In classifica generale Hirscher raggiunge i 1135 punti davanti a Ivica Kostelic con 1043, terzo è Beat Feuz a 1040. La graduatoria di specialità vede invece Hirscher a 545 punti, Ligety (nono in Svizzera) secondo con 413, Blardone è terzo con 358. L'Italia consolida la terza posizione nella classifica maschile per nazioni con 3058 punti, davanti a tutti c'è l'Austria con 6042, seconda la Svizzera con 3621, mentre la Francia è quarta con 2821.

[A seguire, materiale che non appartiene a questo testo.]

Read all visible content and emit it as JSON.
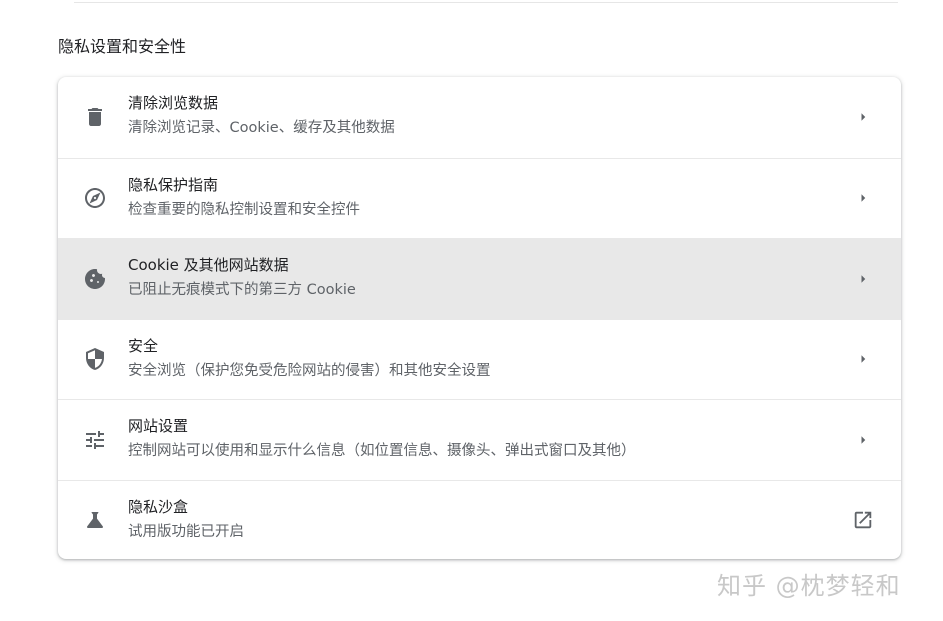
{
  "section": {
    "title": "隐私设置和安全性"
  },
  "rows": [
    {
      "title": "清除浏览数据",
      "subtitle": "清除浏览记录、Cookie、缓存及其他数据",
      "icon": "trash-icon",
      "trail": "arrow-right-icon"
    },
    {
      "title": "隐私保护指南",
      "subtitle": "检查重要的隐私控制设置和安全控件",
      "icon": "compass-icon",
      "trail": "arrow-right-icon"
    },
    {
      "title": "Cookie 及其他网站数据",
      "subtitle": "已阻止无痕模式下的第三方 Cookie",
      "icon": "cookie-icon",
      "trail": "arrow-right-icon"
    },
    {
      "title": "安全",
      "subtitle": "安全浏览（保护您免受危险网站的侵害）和其他安全设置",
      "icon": "shield-icon",
      "trail": "arrow-right-icon"
    },
    {
      "title": "网站设置",
      "subtitle": "控制网站可以使用和显示什么信息（如位置信息、摄像头、弹出式窗口及其他）",
      "icon": "tune-icon",
      "trail": "arrow-right-icon"
    },
    {
      "title": "隐私沙盒",
      "subtitle": "试用版功能已开启",
      "icon": "flask-icon",
      "trail": "external-link-icon"
    }
  ],
  "watermark": {
    "text": "知乎 @枕梦轻和"
  }
}
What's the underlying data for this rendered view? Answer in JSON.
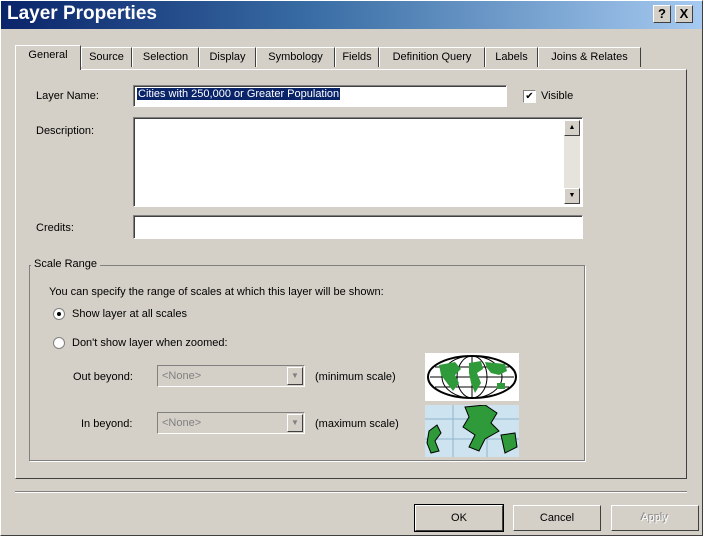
{
  "window": {
    "title": "Layer Properties",
    "help_label": "?",
    "close_label": "X"
  },
  "tabs": [
    {
      "label": "General",
      "active": true
    },
    {
      "label": "Source"
    },
    {
      "label": "Selection"
    },
    {
      "label": "Display"
    },
    {
      "label": "Symbology"
    },
    {
      "label": "Fields"
    },
    {
      "label": "Definition Query"
    },
    {
      "label": "Labels"
    },
    {
      "label": "Joins & Relates"
    }
  ],
  "general": {
    "layer_name_label": "Layer Name:",
    "layer_name_value": "Cities with 250,000 or Greater Population",
    "visible_label": "Visible",
    "visible_checked": true,
    "description_label": "Description:",
    "description_value": "",
    "credits_label": "Credits:",
    "credits_value": ""
  },
  "scale_range": {
    "legend": "Scale Range",
    "intro": "You can specify the range of scales at which this layer will be shown:",
    "option_all": "Show layer at all scales",
    "option_zoomed": "Don't show layer when zoomed:",
    "selected_option": "all",
    "out_beyond_label": "Out beyond:",
    "out_beyond_value": "<None>",
    "min_scale_label": "(minimum scale)",
    "in_beyond_label": "In beyond:",
    "in_beyond_value": "<None>",
    "max_scale_label": "(maximum scale)",
    "globe_icon": "globe-icon",
    "map_icon": "zoomed-map-icon"
  },
  "buttons": {
    "ok": "OK",
    "cancel": "Cancel",
    "apply": "Apply"
  },
  "colors": {
    "title_bar_start": "#0a246a",
    "selection": "#0a246a",
    "land": "#2e9a3a"
  }
}
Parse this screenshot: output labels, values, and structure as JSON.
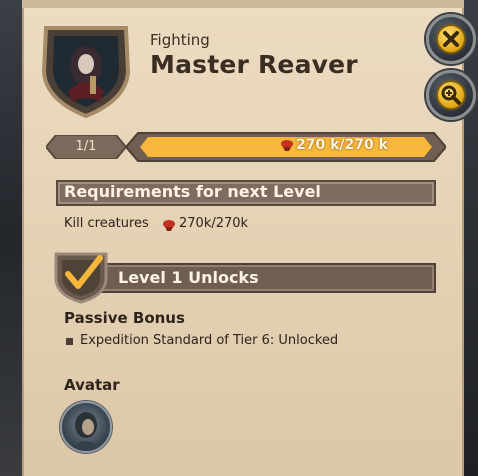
{
  "header": {
    "category": "Fighting",
    "title": "Master Reaver"
  },
  "progress": {
    "level_label": "1/1",
    "value_text": "270 k/270 k",
    "fill": 1.0
  },
  "requirements": {
    "title": "Requirements for next Level",
    "line_label": "Kill creatures",
    "line_value": "270k/270k"
  },
  "unlocks": {
    "title": "Level 1 Unlocks",
    "passive_title": "Passive Bonus",
    "passive_items": [
      "Expedition Standard of Tier 6: Unlocked"
    ],
    "avatar_title": "Avatar"
  },
  "icons": {
    "close": "close-icon",
    "zoom": "zoom-in-icon",
    "kill": "creature-kill-icon",
    "check": "checkmark-icon"
  },
  "colors": {
    "bar_fill": "#f6b73c",
    "panel": "#e8d7bc",
    "header_box": "#7e6c5e"
  }
}
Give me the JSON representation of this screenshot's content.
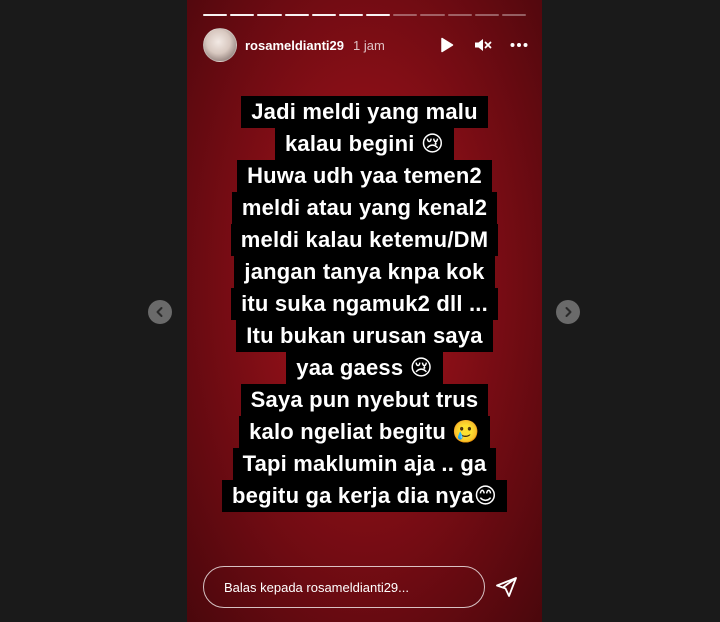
{
  "story": {
    "progress": {
      "total": 12,
      "completed": 7
    },
    "username": "rosameldianti29",
    "time": "1 jam",
    "lines": [
      "Jadi meldi yang malu",
      "kalau begini 😢",
      "Huwa udh yaa temen2",
      "meldi atau yang kenal2",
      "meldi kalau ketemu/DM",
      "jangan tanya knpa kok",
      "itu suka ngamuk2 dll ...",
      "Itu bukan urusan saya",
      "yaa gaess 😢",
      "Saya pun nyebut trus",
      "kalo ngeliat begitu 🥲",
      "Tapi maklumin aja .. ga",
      "begitu ga kerja dia nya😊"
    ]
  },
  "reply": {
    "placeholder": "Balas kepada rosameldianti29..."
  },
  "icons": {
    "play": "play-icon",
    "mute": "speaker-muted-icon",
    "more": "more-horizontal-icon",
    "send": "send-icon",
    "prev": "chevron-left-icon",
    "next": "chevron-right-icon"
  },
  "colors": {
    "background": "#1a1a1a",
    "story_red": "#8a0f17",
    "text_highlight": "#000000"
  }
}
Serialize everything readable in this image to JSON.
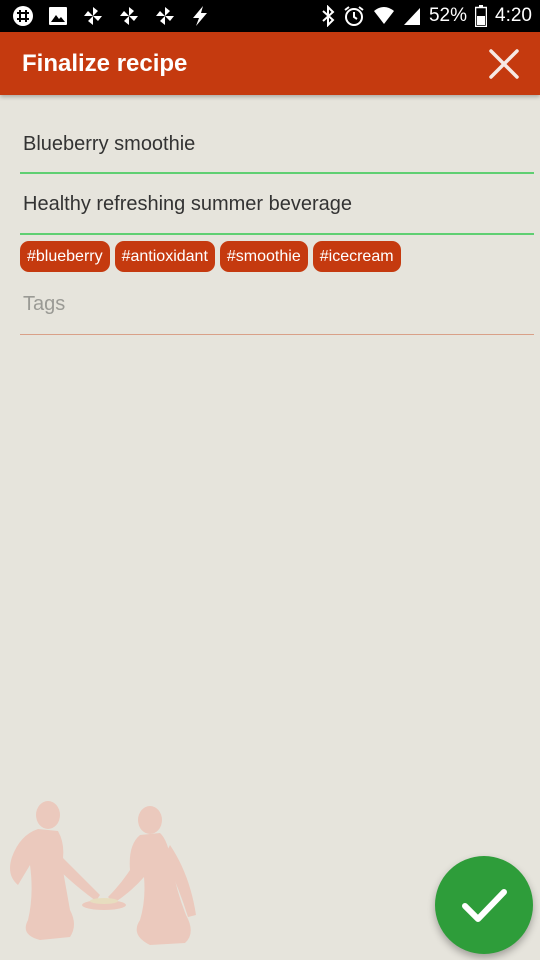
{
  "status_bar": {
    "notification_icons": [
      "slack-icon",
      "image-icon",
      "pinwheel-icon",
      "pinwheel-icon",
      "pinwheel-icon",
      "bolt-icon"
    ],
    "system_icons": [
      "bluetooth-icon",
      "alarm-icon",
      "wifi-icon",
      "signal-icon",
      "battery-icon"
    ],
    "battery": "52%",
    "time": "4:20"
  },
  "app_bar": {
    "title": "Finalize recipe",
    "close_icon": "close-icon",
    "color": "#c53a0f"
  },
  "form": {
    "title_value": "Blueberry smoothie",
    "description_value": "Healthy refreshing summer beverage",
    "tags": [
      "#blueberry",
      "#antioxidant",
      "#smoothie",
      "#icecream"
    ],
    "tags_placeholder": "Tags",
    "accent_color": "#5fcf72"
  },
  "fab": {
    "icon": "check-icon",
    "color": "#2e9d3a"
  }
}
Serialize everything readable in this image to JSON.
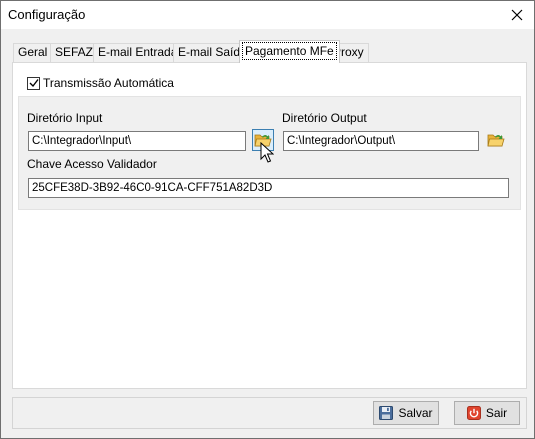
{
  "window": {
    "title": "Configuração",
    "close_icon": "close-icon"
  },
  "tabs": [
    {
      "label": "Geral",
      "active": false
    },
    {
      "label": "SEFAZ",
      "active": false
    },
    {
      "label": "E-mail Entrada",
      "active": false
    },
    {
      "label": "E-mail Saída",
      "active": false
    },
    {
      "label": "Pagamento MFe",
      "active": true
    },
    {
      "label": "Proxy",
      "active": false
    }
  ],
  "panel": {
    "auto_transmission": {
      "label": "Transmissão Automática",
      "checked": true
    },
    "input_dir": {
      "label": "Diretório Input",
      "value": "C:\\Integrador\\Input\\",
      "button_icon": "folder-open-icon"
    },
    "output_dir": {
      "label": "Diretório Output",
      "value": "C:\\Integrador\\Output\\",
      "button_icon": "folder-open-icon"
    },
    "validator_key": {
      "label": "Chave Acesso Validador",
      "value": "25CFE38D-3B92-46C0-91CA-CFF751A82D3D"
    }
  },
  "footer": {
    "save_label": "Salvar",
    "exit_label": "Sair",
    "save_icon": "floppy-disk-icon",
    "exit_icon": "power-icon"
  },
  "colors": {
    "window_bg": "#f0f0f0",
    "panel_bg": "#ffffff",
    "folder_yellow": "#f2c14e",
    "folder_arrow": "#3a9a3a",
    "exit_red": "#e0442e"
  }
}
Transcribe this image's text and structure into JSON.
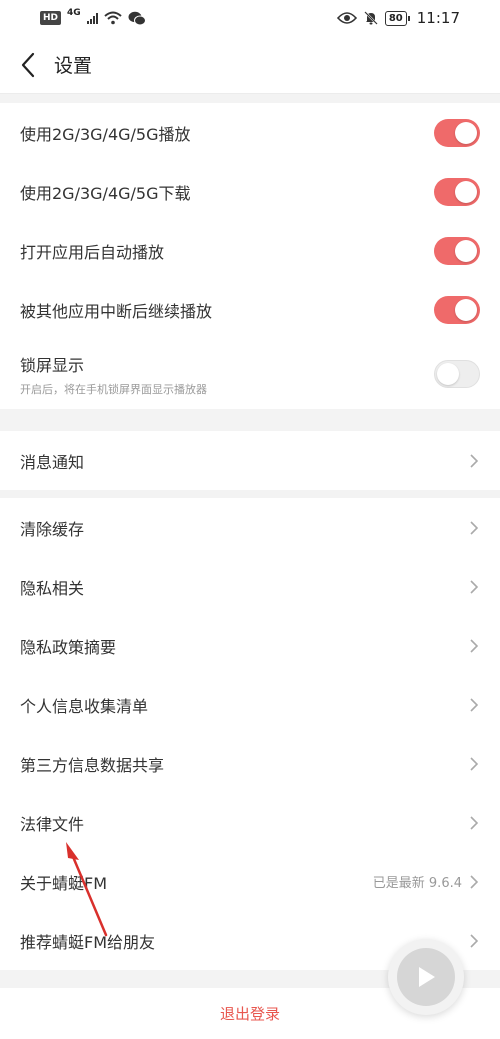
{
  "status_bar": {
    "left_badge": "HD",
    "network": "4G",
    "time": "11:17",
    "battery": "80",
    "icons": [
      "hd-icon",
      "signal-icon",
      "wifi-icon",
      "wechat-icon",
      "eye-icon",
      "mute-bell-icon",
      "battery-icon"
    ]
  },
  "header": {
    "title": "设置",
    "back_icon": "back-arrow-icon"
  },
  "playback_group": {
    "items": [
      {
        "label": "使用2G/3G/4G/5G播放",
        "toggle": "on"
      },
      {
        "label": "使用2G/3G/4G/5G下载",
        "toggle": "on"
      },
      {
        "label": "打开应用后自动播放",
        "toggle": "on"
      },
      {
        "label": "被其他应用中断后继续播放",
        "toggle": "on"
      },
      {
        "label": "锁屏显示",
        "sublabel": "开启后，将在手机锁屏界面显示播放器",
        "toggle": "off"
      }
    ]
  },
  "notify_group": {
    "items": [
      {
        "label": "消息通知"
      }
    ]
  },
  "misc_group": {
    "items": [
      {
        "label": "清除缓存"
      },
      {
        "label": "隐私相关"
      },
      {
        "label": "隐私政策摘要"
      },
      {
        "label": "个人信息收集清单"
      },
      {
        "label": "第三方信息数据共享"
      },
      {
        "label": "法律文件"
      },
      {
        "label": "关于蜻蜓FM",
        "value": "已是最新 9.6.4"
      },
      {
        "label": "推荐蜻蜓FM给朋友"
      }
    ]
  },
  "logout": {
    "label": "退出登录"
  },
  "colors": {
    "accent": "#ef6a6a",
    "logout_text": "#e8574f",
    "annotation_arrow": "#d9302c"
  }
}
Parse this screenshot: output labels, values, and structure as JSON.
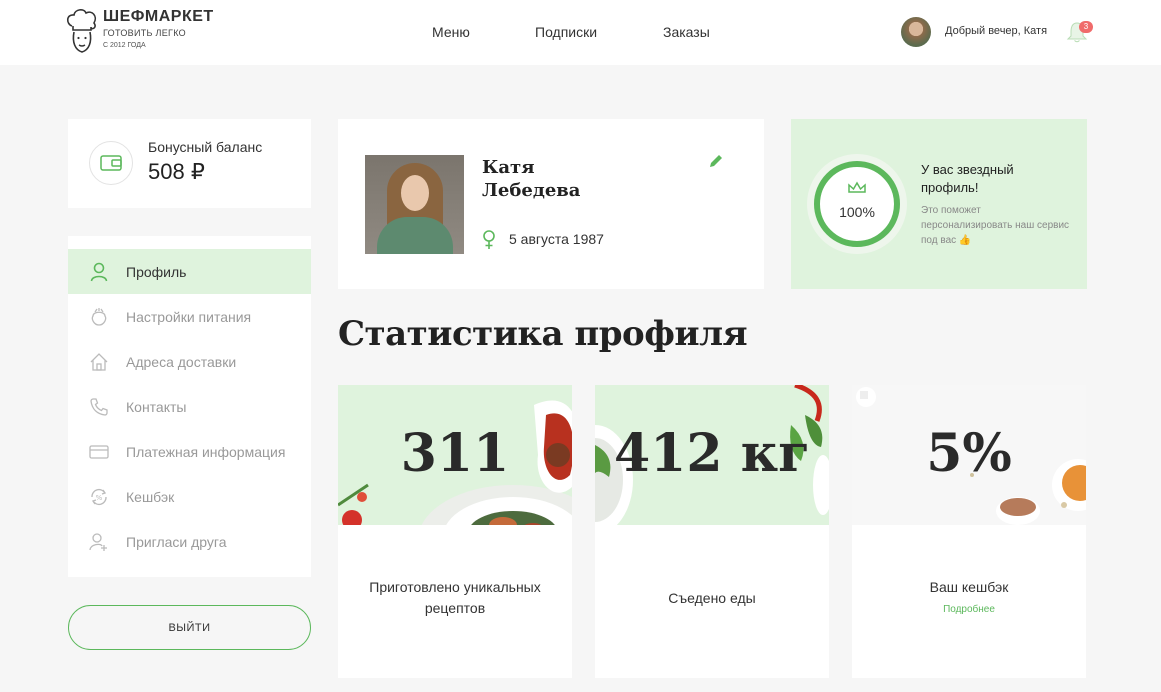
{
  "header": {
    "logo": {
      "name": "ШЕФМАРКЕТ",
      "tagline": "ГОТОВИТЬ ЛЕГКО",
      "since": "С 2012 ГОДА"
    },
    "nav": [
      {
        "label": "Меню"
      },
      {
        "label": "Подписки"
      },
      {
        "label": "Заказы"
      }
    ],
    "greeting": "Добрый вечер, Катя",
    "notifications_count": "3"
  },
  "bonus": {
    "label": "Бонусный баланс",
    "value": "508 ₽"
  },
  "sidebar": {
    "items": [
      {
        "label": "Профиль",
        "icon": "user-icon",
        "active": true
      },
      {
        "label": "Настройки питания",
        "icon": "food-icon"
      },
      {
        "label": "Адреса доставки",
        "icon": "house-icon"
      },
      {
        "label": "Контакты",
        "icon": "phone-icon"
      },
      {
        "label": "Платежная информация",
        "icon": "card-icon"
      },
      {
        "label": "Кешбэк",
        "icon": "cashback-icon"
      },
      {
        "label": "Пригласи друга",
        "icon": "invite-icon"
      }
    ],
    "logout_label": "ВЫЙТИ"
  },
  "profile": {
    "first_name": "Катя",
    "last_name": "Лебедева",
    "birthday": "5 августа 1987"
  },
  "star_profile": {
    "percent": "100%",
    "progress": 1.0,
    "title": "У вас звездный профиль!",
    "subtitle": "Это поможет персонализировать наш сервис под вас 👍"
  },
  "stats": {
    "heading": "Статистика профиля",
    "cards": [
      {
        "value": "311",
        "label": "Приготовлено уникальных рецептов"
      },
      {
        "value": "412 кг",
        "label": "Съедено еды"
      },
      {
        "value": "5%",
        "label": "Ваш кешбэк",
        "link": "Подробнее"
      }
    ]
  },
  "colors": {
    "accent": "#5cb85c",
    "accent_light": "#dff3dd",
    "badge": "#f06b6b"
  }
}
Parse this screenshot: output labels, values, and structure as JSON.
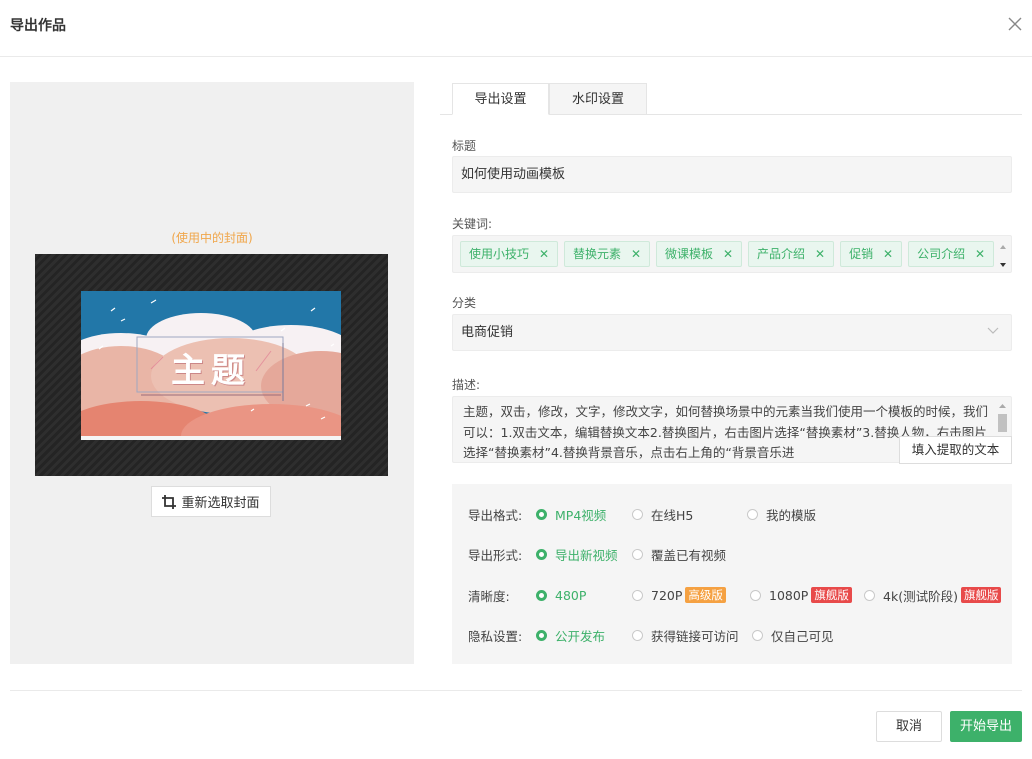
{
  "dialog": {
    "title": "导出作品",
    "close_icon": "close-icon"
  },
  "preview": {
    "caption": "(使用中的封面)",
    "cover_text": "主题",
    "recrop_label": "重新选取封面",
    "recrop_icon": "crop-icon"
  },
  "tabs": [
    {
      "label": "导出设置",
      "active": true
    },
    {
      "label": "水印设置",
      "active": false
    }
  ],
  "form": {
    "title_label": "标题",
    "title_value": "如何使用动画模板",
    "keywords_label": "关键词:",
    "keywords": [
      "使用小技巧",
      "替换元素",
      "微课模板",
      "产品介绍",
      "促销",
      "公司介绍"
    ],
    "category_label": "分类",
    "category_value": "电商促销",
    "desc_label": "描述:",
    "desc_value": "主题，双击，修改，文字，修改文字，如何替换场景中的元素当我们使用一个模板的时候，我们可以：1.双击文本，编辑替换文本2.替换图片，右击图片选择“替换素材”3.替换人物，右击图片选择“替换素材”4.替换背景音乐，点击右上角的“背景音乐进",
    "fill_button": "填入提取的文本"
  },
  "options": {
    "format": {
      "label": "导出格式:",
      "choices": [
        "MP4视频",
        "在线H5",
        "我的模版"
      ],
      "selected": "MP4视频"
    },
    "mode": {
      "label": "导出形式:",
      "choices": [
        "导出新视频",
        "覆盖已有视频"
      ],
      "selected": "导出新视频"
    },
    "resolution": {
      "label": "清晰度:",
      "choices": [
        {
          "label": "480P",
          "badge": ""
        },
        {
          "label": "720P",
          "badge": "高级版"
        },
        {
          "label": "1080P",
          "badge": "旗舰版"
        },
        {
          "label": "4k(测试阶段)",
          "badge": "旗舰版"
        }
      ],
      "selected": "480P"
    },
    "privacy": {
      "label": "隐私设置:",
      "choices": [
        "公开发布",
        "获得链接可访问",
        "仅自己可见"
      ],
      "selected": "公开发布"
    }
  },
  "footer": {
    "cancel": "取消",
    "start": "开始导出"
  },
  "colors": {
    "accent": "#3db16a",
    "badge_pro": "#f5a142",
    "badge_flag": "#e84a4a",
    "caption": "#f0a64a"
  }
}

Il secondo acuto stagionale di Max Blardone permette all'Italia di toccare quota 161 successi nella Coppa del mondo maschile. Il piemontese raggiunge quota sette vittorie in carriera ed eguaglia Piero Gros al terzo posto nella graduatoria dei plurivincitori italiani fra le porte larghe dietro ad Alberto Tomba e Gustavo Thoeni. Irraggiungibile in cima alla classifica complessiva rimane Alberto Tomba, arrivato a 50 successi (35 in slalom e 15 in gigante), al secondo posto c'è Gustavo Thoeni con 24 trionfi (11 in gigante, 9 in slalom e 4 in combinata), terzo è Kristian Ghedina con 13 vittorie (12 in discesa, 1 in supergigante), che precede Piero Gros con 12 vittorie (7 in gigante e 5 in slalom).